Sandburg moved to Chicago in 1912 after living in Milwaukee, where he had served as secretary to Emil Seidel, Milwaukee's Socialist mayor. Harriet Monroe, a fellow resident of Chicago, had founded the magazine Poetry in 1912. Monroe liked and encouraged Sandburg's plain-speaking free verse style, strongly reminiscent of Walt Whitman. Chicago Poems established Sandburg as a major figure in contemporary literature.

Sandburg has described the poem as

a chant of defiance by Chicago... its defiance of New York, Boston, Philadelphia, London, Paris, Berlin and Rome.
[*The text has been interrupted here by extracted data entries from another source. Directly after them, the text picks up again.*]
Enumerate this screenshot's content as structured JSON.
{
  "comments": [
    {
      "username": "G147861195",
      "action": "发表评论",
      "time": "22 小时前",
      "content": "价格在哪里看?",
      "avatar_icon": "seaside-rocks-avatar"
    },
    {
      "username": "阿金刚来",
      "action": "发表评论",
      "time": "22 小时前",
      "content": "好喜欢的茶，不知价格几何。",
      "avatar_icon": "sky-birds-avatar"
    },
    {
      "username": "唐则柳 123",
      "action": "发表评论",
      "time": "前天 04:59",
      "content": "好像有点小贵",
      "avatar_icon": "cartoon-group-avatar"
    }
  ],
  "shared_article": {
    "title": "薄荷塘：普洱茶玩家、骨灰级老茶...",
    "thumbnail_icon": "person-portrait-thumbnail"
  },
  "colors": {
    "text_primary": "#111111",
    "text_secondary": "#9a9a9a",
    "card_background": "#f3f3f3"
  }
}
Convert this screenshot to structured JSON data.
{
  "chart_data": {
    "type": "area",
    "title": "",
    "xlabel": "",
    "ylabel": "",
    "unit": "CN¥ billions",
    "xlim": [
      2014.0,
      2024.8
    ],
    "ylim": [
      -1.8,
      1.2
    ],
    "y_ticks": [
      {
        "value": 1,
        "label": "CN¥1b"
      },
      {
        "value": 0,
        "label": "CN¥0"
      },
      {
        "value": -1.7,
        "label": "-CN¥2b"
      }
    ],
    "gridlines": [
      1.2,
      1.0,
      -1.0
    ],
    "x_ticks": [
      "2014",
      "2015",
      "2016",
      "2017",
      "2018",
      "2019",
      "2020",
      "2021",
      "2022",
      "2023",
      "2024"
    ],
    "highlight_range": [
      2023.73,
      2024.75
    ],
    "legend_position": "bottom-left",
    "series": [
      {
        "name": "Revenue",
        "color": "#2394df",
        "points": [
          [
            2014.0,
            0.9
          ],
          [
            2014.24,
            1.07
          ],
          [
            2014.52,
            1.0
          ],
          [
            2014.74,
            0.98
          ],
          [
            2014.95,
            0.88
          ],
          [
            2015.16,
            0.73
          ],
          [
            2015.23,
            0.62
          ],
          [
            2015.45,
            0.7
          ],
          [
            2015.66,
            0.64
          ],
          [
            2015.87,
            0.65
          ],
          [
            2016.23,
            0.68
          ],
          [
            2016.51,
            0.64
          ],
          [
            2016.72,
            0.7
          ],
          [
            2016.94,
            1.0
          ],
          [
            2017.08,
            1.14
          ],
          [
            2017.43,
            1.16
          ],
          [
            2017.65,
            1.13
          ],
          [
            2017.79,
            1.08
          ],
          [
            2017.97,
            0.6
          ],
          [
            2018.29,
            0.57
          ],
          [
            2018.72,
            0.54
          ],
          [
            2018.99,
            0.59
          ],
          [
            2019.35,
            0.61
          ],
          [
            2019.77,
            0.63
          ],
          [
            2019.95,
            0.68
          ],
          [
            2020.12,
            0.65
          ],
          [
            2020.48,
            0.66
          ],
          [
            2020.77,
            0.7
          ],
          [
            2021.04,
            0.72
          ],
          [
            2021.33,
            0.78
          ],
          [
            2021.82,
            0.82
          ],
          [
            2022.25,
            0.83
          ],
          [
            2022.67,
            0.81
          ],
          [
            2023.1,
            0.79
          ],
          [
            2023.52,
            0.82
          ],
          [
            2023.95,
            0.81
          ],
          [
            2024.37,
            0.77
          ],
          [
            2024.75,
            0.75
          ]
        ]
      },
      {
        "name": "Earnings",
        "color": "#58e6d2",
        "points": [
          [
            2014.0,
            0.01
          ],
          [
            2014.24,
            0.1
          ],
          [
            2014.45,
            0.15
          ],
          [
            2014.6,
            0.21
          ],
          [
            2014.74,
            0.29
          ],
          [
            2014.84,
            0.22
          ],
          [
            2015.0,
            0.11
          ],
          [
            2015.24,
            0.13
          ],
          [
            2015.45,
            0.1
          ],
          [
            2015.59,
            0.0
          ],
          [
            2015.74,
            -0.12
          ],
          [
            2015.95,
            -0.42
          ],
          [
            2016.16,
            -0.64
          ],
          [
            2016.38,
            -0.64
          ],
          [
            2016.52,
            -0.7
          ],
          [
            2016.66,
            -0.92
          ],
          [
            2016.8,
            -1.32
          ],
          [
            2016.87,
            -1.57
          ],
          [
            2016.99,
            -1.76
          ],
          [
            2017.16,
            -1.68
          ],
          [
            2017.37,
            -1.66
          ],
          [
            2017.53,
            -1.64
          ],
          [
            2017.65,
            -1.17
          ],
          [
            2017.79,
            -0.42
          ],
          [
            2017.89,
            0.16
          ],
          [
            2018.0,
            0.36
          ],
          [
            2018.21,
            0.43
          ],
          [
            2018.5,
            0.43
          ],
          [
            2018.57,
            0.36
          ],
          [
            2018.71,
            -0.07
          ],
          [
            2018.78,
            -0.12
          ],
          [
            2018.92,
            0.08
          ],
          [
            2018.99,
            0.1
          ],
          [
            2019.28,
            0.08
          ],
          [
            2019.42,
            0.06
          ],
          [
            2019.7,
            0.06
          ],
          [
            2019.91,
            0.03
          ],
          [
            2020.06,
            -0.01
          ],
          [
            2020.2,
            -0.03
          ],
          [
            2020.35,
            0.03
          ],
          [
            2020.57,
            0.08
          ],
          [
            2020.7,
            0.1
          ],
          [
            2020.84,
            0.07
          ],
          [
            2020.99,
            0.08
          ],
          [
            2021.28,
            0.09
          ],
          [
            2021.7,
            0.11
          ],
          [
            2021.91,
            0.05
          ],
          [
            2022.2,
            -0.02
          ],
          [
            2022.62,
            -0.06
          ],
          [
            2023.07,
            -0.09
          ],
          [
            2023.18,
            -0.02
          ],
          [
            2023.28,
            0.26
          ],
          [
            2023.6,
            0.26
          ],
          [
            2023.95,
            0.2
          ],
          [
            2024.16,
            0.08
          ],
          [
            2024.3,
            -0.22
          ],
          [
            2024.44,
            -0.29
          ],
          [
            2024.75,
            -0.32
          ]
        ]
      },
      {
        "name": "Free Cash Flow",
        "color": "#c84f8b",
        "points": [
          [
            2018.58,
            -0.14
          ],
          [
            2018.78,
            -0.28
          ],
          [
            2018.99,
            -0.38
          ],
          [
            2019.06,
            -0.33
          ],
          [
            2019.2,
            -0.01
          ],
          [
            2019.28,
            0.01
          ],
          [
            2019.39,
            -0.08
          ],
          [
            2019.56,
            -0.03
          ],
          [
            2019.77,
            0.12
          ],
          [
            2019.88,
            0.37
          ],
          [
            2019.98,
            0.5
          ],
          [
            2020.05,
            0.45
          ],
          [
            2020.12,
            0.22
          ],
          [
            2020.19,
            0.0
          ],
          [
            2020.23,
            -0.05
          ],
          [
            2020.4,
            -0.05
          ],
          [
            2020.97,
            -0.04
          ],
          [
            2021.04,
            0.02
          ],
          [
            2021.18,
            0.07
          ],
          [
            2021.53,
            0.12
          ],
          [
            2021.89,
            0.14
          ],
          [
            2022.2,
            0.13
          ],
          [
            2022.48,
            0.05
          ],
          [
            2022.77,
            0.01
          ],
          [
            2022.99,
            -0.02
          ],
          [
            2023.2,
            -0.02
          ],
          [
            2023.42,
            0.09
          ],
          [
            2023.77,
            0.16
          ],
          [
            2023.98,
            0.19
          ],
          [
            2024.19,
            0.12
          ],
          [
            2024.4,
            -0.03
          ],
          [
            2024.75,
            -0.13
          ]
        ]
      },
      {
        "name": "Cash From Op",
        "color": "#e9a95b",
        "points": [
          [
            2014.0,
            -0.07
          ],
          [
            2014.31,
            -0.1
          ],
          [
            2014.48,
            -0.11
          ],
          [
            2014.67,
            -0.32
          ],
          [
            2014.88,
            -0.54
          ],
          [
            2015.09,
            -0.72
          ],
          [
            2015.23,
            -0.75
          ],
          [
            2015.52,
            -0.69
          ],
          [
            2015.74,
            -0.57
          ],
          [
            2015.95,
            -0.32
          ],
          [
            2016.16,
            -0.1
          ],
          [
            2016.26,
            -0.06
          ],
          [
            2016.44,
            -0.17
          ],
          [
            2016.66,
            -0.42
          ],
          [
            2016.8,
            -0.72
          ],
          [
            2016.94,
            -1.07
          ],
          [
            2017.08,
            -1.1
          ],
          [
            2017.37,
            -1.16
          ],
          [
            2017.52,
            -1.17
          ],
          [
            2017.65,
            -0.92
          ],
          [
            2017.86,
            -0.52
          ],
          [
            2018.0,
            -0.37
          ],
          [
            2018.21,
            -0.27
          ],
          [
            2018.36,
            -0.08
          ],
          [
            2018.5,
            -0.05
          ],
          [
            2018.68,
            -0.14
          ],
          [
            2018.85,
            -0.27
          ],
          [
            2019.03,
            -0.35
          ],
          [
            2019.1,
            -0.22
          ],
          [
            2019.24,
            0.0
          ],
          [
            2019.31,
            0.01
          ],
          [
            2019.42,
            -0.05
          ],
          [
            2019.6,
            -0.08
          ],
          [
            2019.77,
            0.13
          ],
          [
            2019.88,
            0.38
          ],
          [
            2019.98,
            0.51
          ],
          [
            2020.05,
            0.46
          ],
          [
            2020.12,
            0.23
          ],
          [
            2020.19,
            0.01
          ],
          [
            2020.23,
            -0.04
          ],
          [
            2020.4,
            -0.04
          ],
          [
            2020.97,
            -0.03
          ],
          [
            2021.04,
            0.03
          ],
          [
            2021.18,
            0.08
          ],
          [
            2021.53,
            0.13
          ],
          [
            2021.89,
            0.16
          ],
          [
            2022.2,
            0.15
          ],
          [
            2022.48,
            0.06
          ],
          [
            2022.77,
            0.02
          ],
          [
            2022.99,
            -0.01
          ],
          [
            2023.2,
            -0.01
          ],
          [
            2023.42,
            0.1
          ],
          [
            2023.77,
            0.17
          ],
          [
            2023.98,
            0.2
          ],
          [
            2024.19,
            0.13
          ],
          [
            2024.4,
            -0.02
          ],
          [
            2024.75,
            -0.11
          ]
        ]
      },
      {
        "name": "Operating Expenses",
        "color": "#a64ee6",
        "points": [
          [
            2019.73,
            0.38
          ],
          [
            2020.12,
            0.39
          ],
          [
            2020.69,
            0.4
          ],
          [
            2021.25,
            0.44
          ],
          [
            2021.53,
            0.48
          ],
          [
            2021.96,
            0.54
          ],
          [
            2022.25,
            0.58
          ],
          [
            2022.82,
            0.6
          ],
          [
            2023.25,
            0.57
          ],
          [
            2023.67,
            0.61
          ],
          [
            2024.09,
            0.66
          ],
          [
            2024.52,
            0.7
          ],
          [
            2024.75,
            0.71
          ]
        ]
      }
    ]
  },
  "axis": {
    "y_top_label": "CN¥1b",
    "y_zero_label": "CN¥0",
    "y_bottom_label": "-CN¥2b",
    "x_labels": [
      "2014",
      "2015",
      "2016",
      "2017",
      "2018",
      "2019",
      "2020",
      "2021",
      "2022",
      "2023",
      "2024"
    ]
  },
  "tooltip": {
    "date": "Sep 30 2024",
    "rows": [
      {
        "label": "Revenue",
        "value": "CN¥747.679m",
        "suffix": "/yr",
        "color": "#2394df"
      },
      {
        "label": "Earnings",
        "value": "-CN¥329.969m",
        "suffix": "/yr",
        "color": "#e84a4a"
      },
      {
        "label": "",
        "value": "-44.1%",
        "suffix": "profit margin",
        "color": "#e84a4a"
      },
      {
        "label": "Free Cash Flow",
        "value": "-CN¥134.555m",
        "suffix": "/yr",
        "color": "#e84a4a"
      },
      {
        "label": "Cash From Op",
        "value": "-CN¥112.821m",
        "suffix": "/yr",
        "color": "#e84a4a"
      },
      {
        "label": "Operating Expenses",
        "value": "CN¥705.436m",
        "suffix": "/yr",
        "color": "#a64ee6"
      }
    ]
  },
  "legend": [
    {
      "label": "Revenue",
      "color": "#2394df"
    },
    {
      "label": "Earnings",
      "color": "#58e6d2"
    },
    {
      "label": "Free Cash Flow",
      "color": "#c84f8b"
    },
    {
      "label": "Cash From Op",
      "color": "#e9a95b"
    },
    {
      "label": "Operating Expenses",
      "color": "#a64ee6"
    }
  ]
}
The poem sort of says "Maybe we ain't got culture, but we're eatin' regular."

The Chicago Poems and its follow-up volumes of verse, Cornhuskers (1918) and Smoke and Steel (1920), represent Sandburg's attempts to create an American version of social realism, writing expansive verse in praise of American agriculture and industry. All of these tendencies are manifest in "Chicago" itself. Then as now, the city of Chicago was a hub of commodities trading and a key financial center for agricultural markets. The city's function and ability to get product to market helped make it an international hub. These industries are mentioned in the poem.

One of Chicago's many nicknames, "City of the Big Shoulders," is taken from the poem's fifth line.